In a phone interview, eMarketer forecasting analyst, Eric Haggstrom, told MarketWatch:
“Higher prices and more content choices could prove to be a difficult road, undercutting Netflix’s pricing power… But a strong content schedule in Q3 should draw many former subscribers back in.”
One of those competitors for Netflix is the new Disney streaming service, which is launching as a premium quality service that could see Netflix caught in the painful middle ground between value and quality.

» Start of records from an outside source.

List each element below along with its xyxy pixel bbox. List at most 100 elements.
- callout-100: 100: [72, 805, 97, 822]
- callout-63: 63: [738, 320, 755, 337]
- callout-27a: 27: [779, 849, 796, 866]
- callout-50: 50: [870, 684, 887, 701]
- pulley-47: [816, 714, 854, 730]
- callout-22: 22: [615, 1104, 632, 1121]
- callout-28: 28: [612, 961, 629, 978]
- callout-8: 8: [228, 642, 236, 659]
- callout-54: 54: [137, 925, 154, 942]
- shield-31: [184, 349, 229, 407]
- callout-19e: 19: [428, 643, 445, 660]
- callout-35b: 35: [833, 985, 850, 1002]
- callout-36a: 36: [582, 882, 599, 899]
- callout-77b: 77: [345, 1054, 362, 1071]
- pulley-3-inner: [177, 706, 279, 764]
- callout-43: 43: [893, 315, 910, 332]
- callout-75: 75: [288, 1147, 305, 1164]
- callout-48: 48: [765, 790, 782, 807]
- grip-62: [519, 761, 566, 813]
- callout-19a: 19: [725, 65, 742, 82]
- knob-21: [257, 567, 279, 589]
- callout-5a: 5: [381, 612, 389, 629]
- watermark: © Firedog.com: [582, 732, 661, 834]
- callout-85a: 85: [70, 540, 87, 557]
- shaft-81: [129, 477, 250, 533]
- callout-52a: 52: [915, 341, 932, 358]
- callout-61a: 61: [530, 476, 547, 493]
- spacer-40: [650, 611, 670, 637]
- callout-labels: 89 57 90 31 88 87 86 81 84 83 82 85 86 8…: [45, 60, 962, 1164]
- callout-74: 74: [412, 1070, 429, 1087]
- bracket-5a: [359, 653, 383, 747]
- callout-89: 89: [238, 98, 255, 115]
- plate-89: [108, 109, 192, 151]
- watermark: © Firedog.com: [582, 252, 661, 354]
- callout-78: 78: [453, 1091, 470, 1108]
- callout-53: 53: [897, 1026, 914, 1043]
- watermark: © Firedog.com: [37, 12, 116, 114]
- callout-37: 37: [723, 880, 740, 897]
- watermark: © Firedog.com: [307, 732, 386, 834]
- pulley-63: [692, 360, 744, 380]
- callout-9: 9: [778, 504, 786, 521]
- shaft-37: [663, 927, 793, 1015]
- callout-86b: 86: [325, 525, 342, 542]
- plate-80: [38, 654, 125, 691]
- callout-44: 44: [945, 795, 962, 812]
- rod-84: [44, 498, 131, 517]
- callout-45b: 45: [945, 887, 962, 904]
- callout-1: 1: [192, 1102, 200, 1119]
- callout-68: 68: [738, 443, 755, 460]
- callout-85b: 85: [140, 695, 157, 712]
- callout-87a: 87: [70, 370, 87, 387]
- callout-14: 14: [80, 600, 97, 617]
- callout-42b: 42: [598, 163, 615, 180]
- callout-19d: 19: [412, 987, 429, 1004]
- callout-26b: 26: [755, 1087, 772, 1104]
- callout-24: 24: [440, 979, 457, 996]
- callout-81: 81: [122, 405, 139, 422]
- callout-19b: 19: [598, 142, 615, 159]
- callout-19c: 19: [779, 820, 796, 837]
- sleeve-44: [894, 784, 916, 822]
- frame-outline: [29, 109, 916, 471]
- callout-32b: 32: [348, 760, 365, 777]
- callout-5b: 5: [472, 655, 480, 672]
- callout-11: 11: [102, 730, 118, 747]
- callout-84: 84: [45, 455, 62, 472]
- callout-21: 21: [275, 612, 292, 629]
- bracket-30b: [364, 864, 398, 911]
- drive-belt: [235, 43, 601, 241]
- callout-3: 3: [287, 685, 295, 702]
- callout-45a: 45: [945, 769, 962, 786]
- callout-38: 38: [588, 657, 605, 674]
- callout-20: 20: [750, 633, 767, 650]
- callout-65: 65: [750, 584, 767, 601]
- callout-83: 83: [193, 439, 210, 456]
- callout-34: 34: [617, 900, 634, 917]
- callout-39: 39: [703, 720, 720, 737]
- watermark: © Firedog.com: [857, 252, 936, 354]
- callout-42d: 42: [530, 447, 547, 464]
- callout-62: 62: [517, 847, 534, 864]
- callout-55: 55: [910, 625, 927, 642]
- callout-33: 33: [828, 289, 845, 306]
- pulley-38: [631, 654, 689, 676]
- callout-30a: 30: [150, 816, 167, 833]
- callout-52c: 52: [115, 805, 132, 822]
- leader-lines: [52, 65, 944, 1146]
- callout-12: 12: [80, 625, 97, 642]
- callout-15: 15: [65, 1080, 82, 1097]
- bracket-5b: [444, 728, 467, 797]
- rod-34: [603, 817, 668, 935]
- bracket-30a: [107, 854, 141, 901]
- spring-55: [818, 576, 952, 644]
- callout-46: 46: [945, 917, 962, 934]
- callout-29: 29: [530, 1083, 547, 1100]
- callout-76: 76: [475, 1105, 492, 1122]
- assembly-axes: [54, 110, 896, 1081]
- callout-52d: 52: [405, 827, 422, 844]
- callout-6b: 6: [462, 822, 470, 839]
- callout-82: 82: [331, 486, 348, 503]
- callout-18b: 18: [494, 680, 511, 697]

Details of Disney’s streaming service signal the start of a streaming war. Beginning 12th November, when Disney’s ambitious streaming service debuts, US consumers will be able to subscribe to a streaming bundle of Disney+, ESPN+ and advertising-supported Hulu for $12.99 a month. Disney CEO, Bob Iger, speaking to analysts said:
“Nothing is more important to us than getting this right.”
Whilst the performance of Netflix stock has been stellar, Disney stock has also performed well. The five year price chart outlines recent stock price gains:
Disney (NYSE: DIS) – Five year price chart
A comparison of the two firm’s share price over the last 12 months shows Disney showing some relative strength. With the general market currently making bull and bear noises, it might be that some are looking to put on a pairs trade to play the relative strength of Disney.
DSNY / NFLX – Price comparison – One year
Christine McCarthy, Disney’s CFO, on the same call with analysts pointed out that the “performance of the Disney film studio continues to be incredibly strong.”
Indeed, the run in to the year-end will begin to shed light on whether viewers who stream lean towards new or classic content.